Saturday, January 16, 2010

1998 (9)

BAB EMPATBELAS


 “Ada orang-orang yang tidak menyukai kedamaian. Mereka membentuk suatu kelompok rahasia untuk menghancurkan berbagai sistem pemerintahan yang ada dengan menguasai bidang-bidang keuangan, politik, pers, pendidikan dan berbagai bidang lainnya. Mereka ada di seluruh dunia, termasuk di negeri ini.”
            “Kakek punya bukti?”
            “Bukti? Seperti apa? Dokumen? Catatan?” Hadi menarik nafas dalam-dalam. “Tidak ada hal penting yang dibuat tertulis. Hanya ada kasak kusuk, gunjingan  dan kedipan mata. Begitulah kejahatan besar direncanakan.”
            "Apakah itu hanya sekedar teori konspirasi?"
            "Persekongkolan yang baik tidak bisa di buktikan.
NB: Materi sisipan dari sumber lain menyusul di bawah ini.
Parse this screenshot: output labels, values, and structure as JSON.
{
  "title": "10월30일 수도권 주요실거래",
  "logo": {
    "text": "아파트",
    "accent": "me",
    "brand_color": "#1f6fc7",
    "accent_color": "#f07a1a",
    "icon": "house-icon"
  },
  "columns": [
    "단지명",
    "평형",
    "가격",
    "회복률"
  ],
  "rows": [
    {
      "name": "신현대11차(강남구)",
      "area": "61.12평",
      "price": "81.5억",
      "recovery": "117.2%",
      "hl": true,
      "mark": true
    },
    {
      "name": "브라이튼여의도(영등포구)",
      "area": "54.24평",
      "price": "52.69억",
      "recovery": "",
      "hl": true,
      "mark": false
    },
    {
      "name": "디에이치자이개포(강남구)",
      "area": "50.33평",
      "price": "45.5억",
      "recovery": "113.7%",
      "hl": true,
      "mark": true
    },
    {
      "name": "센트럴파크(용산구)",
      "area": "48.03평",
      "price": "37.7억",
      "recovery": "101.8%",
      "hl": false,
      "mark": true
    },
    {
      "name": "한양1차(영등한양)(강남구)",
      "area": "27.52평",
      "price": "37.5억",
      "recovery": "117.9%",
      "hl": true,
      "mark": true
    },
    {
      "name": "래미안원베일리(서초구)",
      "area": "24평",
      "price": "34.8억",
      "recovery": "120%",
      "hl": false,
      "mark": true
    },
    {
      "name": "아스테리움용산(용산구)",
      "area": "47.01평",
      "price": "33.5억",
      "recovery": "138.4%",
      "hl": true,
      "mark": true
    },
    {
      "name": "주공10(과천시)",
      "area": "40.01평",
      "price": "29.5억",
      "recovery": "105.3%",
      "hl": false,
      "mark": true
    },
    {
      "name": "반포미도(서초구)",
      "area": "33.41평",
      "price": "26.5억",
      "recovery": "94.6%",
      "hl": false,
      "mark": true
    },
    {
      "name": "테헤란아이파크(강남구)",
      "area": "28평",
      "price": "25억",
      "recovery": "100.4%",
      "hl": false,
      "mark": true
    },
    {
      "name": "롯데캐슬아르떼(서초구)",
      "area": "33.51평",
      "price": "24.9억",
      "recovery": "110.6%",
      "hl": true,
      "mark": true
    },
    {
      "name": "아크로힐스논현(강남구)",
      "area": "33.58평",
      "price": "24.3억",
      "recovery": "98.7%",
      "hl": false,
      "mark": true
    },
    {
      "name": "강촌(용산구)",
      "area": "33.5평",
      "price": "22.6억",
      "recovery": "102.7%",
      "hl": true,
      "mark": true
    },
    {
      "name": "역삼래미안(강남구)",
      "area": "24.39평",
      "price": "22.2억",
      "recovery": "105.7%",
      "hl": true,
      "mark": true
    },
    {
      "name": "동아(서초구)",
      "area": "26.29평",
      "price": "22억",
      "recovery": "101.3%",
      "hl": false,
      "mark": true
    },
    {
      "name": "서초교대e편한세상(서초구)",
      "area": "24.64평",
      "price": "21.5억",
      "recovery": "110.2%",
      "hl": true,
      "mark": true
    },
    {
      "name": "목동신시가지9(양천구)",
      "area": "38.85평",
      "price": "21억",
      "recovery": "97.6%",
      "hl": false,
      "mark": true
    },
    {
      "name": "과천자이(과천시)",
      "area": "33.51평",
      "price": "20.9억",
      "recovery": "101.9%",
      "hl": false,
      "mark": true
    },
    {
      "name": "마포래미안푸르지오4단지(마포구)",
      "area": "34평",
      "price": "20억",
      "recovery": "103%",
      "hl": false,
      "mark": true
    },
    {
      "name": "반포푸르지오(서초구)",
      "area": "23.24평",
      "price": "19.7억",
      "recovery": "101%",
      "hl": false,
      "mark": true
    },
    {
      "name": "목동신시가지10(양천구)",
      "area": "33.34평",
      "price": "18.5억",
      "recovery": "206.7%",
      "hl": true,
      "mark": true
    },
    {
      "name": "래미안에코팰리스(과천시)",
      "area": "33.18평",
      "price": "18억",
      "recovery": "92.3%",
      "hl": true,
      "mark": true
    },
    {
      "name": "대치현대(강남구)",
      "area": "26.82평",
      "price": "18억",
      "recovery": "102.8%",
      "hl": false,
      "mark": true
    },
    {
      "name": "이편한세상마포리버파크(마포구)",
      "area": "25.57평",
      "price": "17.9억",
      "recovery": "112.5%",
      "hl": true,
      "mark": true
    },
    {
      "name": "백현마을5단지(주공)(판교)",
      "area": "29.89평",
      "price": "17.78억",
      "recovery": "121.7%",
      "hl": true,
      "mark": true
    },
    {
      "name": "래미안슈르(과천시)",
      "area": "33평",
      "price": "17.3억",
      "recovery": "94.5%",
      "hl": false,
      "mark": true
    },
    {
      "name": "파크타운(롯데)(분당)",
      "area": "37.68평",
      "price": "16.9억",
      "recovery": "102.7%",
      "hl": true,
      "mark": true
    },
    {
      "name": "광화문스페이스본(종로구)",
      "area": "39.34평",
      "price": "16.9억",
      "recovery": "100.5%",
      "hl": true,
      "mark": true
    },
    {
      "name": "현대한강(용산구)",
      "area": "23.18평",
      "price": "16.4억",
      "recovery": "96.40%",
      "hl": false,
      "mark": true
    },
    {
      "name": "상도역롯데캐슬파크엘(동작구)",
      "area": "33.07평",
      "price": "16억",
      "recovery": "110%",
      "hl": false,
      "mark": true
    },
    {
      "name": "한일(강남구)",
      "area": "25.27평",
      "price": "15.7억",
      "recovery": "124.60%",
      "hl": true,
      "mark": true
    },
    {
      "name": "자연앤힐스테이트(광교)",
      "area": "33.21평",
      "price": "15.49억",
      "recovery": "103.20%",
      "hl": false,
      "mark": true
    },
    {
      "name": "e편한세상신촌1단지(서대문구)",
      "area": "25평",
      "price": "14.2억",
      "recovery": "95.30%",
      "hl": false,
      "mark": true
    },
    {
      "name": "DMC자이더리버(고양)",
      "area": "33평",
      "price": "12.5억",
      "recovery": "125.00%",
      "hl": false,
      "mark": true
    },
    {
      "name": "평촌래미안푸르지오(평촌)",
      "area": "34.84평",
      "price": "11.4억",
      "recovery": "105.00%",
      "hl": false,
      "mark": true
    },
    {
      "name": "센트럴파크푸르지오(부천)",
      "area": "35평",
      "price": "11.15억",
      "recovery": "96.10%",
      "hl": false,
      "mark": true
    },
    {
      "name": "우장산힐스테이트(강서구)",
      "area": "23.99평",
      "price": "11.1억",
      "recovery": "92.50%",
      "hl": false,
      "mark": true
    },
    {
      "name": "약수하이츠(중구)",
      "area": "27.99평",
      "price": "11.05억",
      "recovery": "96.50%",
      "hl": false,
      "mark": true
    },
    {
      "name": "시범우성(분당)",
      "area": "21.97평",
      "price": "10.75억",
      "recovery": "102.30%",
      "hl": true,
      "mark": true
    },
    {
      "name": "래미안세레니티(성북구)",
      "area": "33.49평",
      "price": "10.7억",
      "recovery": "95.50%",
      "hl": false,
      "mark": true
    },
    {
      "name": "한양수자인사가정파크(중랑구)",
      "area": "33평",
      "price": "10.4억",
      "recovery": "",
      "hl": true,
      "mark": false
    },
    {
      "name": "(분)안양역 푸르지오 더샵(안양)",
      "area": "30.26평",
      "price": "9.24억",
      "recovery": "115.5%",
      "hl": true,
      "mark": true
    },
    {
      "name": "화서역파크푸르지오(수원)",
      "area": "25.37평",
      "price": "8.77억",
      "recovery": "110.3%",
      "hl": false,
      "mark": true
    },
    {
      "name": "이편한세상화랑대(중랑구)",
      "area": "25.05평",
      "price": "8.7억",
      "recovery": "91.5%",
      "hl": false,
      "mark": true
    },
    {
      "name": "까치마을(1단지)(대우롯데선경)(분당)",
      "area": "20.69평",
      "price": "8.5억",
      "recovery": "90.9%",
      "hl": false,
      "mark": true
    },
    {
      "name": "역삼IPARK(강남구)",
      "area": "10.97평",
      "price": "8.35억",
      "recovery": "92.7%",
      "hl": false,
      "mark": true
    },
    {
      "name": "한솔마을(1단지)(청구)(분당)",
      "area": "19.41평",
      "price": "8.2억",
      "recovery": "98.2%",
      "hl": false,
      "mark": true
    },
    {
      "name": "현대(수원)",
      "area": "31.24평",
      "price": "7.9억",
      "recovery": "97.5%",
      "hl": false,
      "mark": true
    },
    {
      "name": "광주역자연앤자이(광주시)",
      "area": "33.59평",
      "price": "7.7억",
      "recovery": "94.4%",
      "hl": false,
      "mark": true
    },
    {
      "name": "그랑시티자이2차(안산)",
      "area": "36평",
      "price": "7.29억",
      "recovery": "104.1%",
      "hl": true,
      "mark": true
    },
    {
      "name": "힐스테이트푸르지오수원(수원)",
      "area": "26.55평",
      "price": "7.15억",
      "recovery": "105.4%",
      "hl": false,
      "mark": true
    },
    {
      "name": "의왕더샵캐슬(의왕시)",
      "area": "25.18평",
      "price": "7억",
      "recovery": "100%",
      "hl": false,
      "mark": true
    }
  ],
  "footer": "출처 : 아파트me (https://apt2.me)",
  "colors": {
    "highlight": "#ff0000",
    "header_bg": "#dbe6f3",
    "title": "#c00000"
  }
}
Kalau kau bisa membuktikannya, mereka telah membuat kesalahan."
            Hadi menuju rak bukunya dan jongkok membuka kunci lemari kecil paling bawah yang kelihatannya tempat menyimpan segala sesuatu yang ingin tidak diketahui orang lain. Ia mengambil sebuah buku tebal yang dipegangnya dengan tangan gemetar dan ia ragu memberikannya kepada Rosita. "Kau boleh membacanya, setelah itu kau boleh berpendapat apasaja."
            Buku itu berjudul 'Paws In The Game' karangan William Guy Carr. Rosita menangkap kecemasan dalam wajah kakeknya yang tidak bisa lagi disembunyikan. "Apakah ini buku yang dilarang beredar?"
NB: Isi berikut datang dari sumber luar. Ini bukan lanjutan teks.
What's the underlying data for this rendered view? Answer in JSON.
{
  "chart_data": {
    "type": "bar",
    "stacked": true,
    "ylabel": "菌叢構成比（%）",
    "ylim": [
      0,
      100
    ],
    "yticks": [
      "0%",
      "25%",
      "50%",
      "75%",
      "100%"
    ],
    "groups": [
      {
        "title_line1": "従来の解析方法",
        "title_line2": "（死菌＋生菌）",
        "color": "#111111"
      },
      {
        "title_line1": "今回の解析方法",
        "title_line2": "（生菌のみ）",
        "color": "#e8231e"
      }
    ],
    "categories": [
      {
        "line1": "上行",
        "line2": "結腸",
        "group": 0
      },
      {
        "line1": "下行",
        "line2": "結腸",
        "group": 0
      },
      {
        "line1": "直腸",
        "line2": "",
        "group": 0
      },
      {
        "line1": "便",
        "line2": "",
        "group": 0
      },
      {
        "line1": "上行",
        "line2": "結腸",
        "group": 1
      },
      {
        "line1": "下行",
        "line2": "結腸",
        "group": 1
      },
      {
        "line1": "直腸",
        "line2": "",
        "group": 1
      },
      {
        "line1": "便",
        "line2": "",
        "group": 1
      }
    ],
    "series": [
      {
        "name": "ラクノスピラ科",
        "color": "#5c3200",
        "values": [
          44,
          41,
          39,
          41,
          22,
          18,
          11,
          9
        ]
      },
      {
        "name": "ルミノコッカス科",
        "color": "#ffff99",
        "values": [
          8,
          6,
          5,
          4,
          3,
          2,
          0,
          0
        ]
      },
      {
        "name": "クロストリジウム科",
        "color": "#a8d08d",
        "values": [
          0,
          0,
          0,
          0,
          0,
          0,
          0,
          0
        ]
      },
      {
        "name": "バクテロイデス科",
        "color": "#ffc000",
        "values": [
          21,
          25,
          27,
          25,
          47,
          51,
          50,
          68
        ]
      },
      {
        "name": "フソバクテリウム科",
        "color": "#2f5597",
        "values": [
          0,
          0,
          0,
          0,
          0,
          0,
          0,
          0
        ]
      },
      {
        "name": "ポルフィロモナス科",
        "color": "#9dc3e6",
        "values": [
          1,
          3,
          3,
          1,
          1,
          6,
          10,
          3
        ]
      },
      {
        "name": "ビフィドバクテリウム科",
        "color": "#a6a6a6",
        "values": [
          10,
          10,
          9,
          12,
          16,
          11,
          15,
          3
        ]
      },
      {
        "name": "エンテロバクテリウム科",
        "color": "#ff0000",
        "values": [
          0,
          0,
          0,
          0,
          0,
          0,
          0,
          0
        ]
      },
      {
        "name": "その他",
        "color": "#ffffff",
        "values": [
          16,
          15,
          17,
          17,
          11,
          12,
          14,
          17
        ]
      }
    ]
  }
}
            "Kenapa buku yang ditulis bagus harus tidak boleh beredar?" Bibir tua Hadi gemetar. "Buku itu menyingkap suatu rahasia dibalik berbagai peristiwa dunia. Ada suatu kelompok rahasia yang tujuan utamanya menghancurkan berbagai sistem pemerintahan. Mereka menciptakan krisis demi krisis yang kemudian menimbulkan revolusi, peperangan, penindasan dan berbagai tindak amoral lainnya. Mereka telah sukses mendominasi Dunia Barat, maka sekarang mereka mengarahkan perhatiannya kepada Dunia Timur, kepada kita dengan kegiatan dan aksi yang sama."
            "Rasanya sulit sekali mempercayainya."
            "Kita tidak pernah mengetahui seperti apa bentuk udara, tapi toh kita tetap mempercayainya."
            "Maksud saya negeri kita dijadikan gelanggang pertarungan."
            "Negeri kita terlalu makmur untuk dibiarkan dinikmati orang bodoh seperti kita. Mental kita mental kuli, kepala kita kosong dan perut kita buncit."
            "Kalau saya membuat laporan seperti ini, apakah orang akan percaya?"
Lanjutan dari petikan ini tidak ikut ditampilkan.